As I am new to Spring and JSR-303 I wonder, whether I am totally on the wrong path. The fact that I have to implement a couple of things on my own makes me uncertain. Is this a clean solution? Is there a better solution for the same problem, as I think this is a common problem?
EDIT
Please see my answer here if you are interested in my solution in detail: https://stackoverflow.com/a/30500985/395879
You are correct that Spring MVC is a bit picky in this regard,and it is a common problem. But there are work-arounds:
Make all your backing fields strings, and do number/date etc conversions and null checks manually.
Use JavaScript to set fields to null when they become irrelevant.
Use JavaScript to validate fields when they are entered. This will fix almost all of your problems.
Good luck!
I know this question is old, but I came upon it looking for an answer for a different situation.

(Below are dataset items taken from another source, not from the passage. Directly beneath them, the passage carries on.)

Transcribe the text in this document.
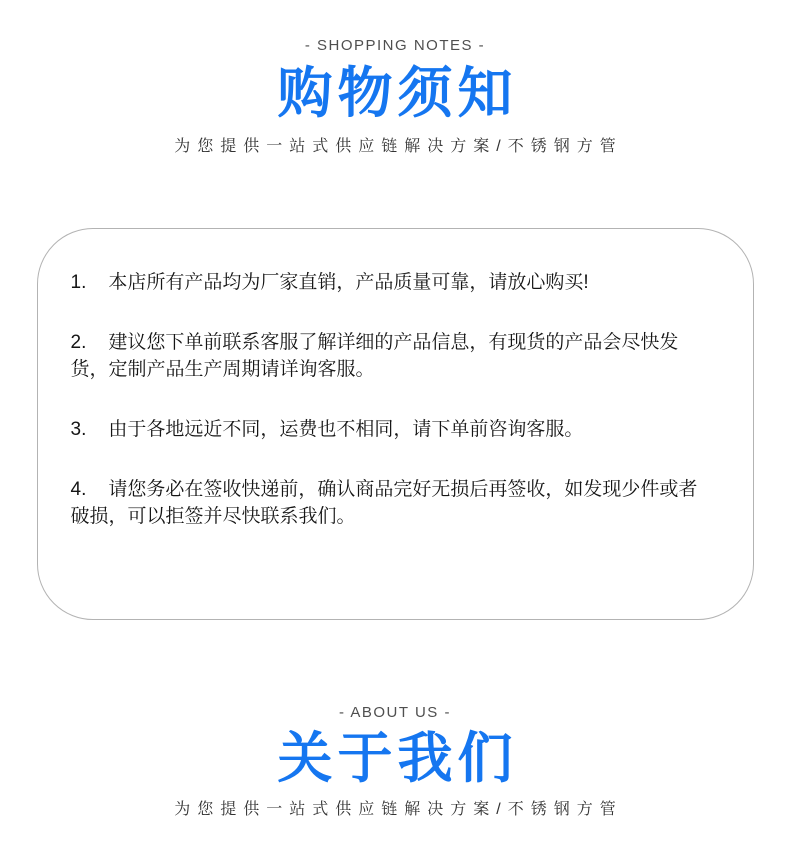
- SHOPPING NOTES -
购物须知
为您提供一站式供应链解决方案/不锈钢方管

1. 本店所有产品均为厂家直销，产品质量可靠，请放心购买!

2. 建议您下单前联系客服了解详细的产品信息，有现货的产品会尽快发货，定制产品生产周期请详询客服。

3. 由于各地远近不同，运费也不相同，请下单前咨询客服。

4. 请您务必在签收快递前，确认商品完好无损后再签收，如发现少件或者破损，可以拒签并尽快联系我们。

- ABOUT US -
关于我们
为您提供一站式供应链解决方案/不锈钢方管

I think for your situation you could use inheritance for the forms and then use two controller methods:
The forms would look like this:
public class RegistrationForm
{
// Common fields go here.
}
public class UserRegistrationForm
extends RegistrationForm
{
#NotNull
private String firstName;
#NotNull
private String lastName;
// getters / setters ...
}
public class CompanyRegistrationForm
extends RegistrationForm
{
#NotNull
private String companyName;
// getters / setters ...
}
The controller methods would look like this:
#RequestMapping(method = RequestMethod.POST, params = "isCompany=false")
public void onRequest(
#ModelAttribute("registerForm") #Valid UserRegistrationForm form,
BindingResult result)
{
if (!result.hasErrors())
{
// process registration
}
}
#RequestMapping(method = RequestMethod.POST, params = "isCompany=true")
public void onRequest(
#ModelAttribute("registerForm") #Valid CompanyRegistrationForm form,
BindingResult result)
{
if (!result.hasErrors())
{
// process registration
}
}
Notice that the #RequestMapping annotations include a params attribute so the value of the isCompany parameter determines which method is called.
Also notice that the #Valid annotation is place on the form parameter.
Finally, no groups are needed in this case.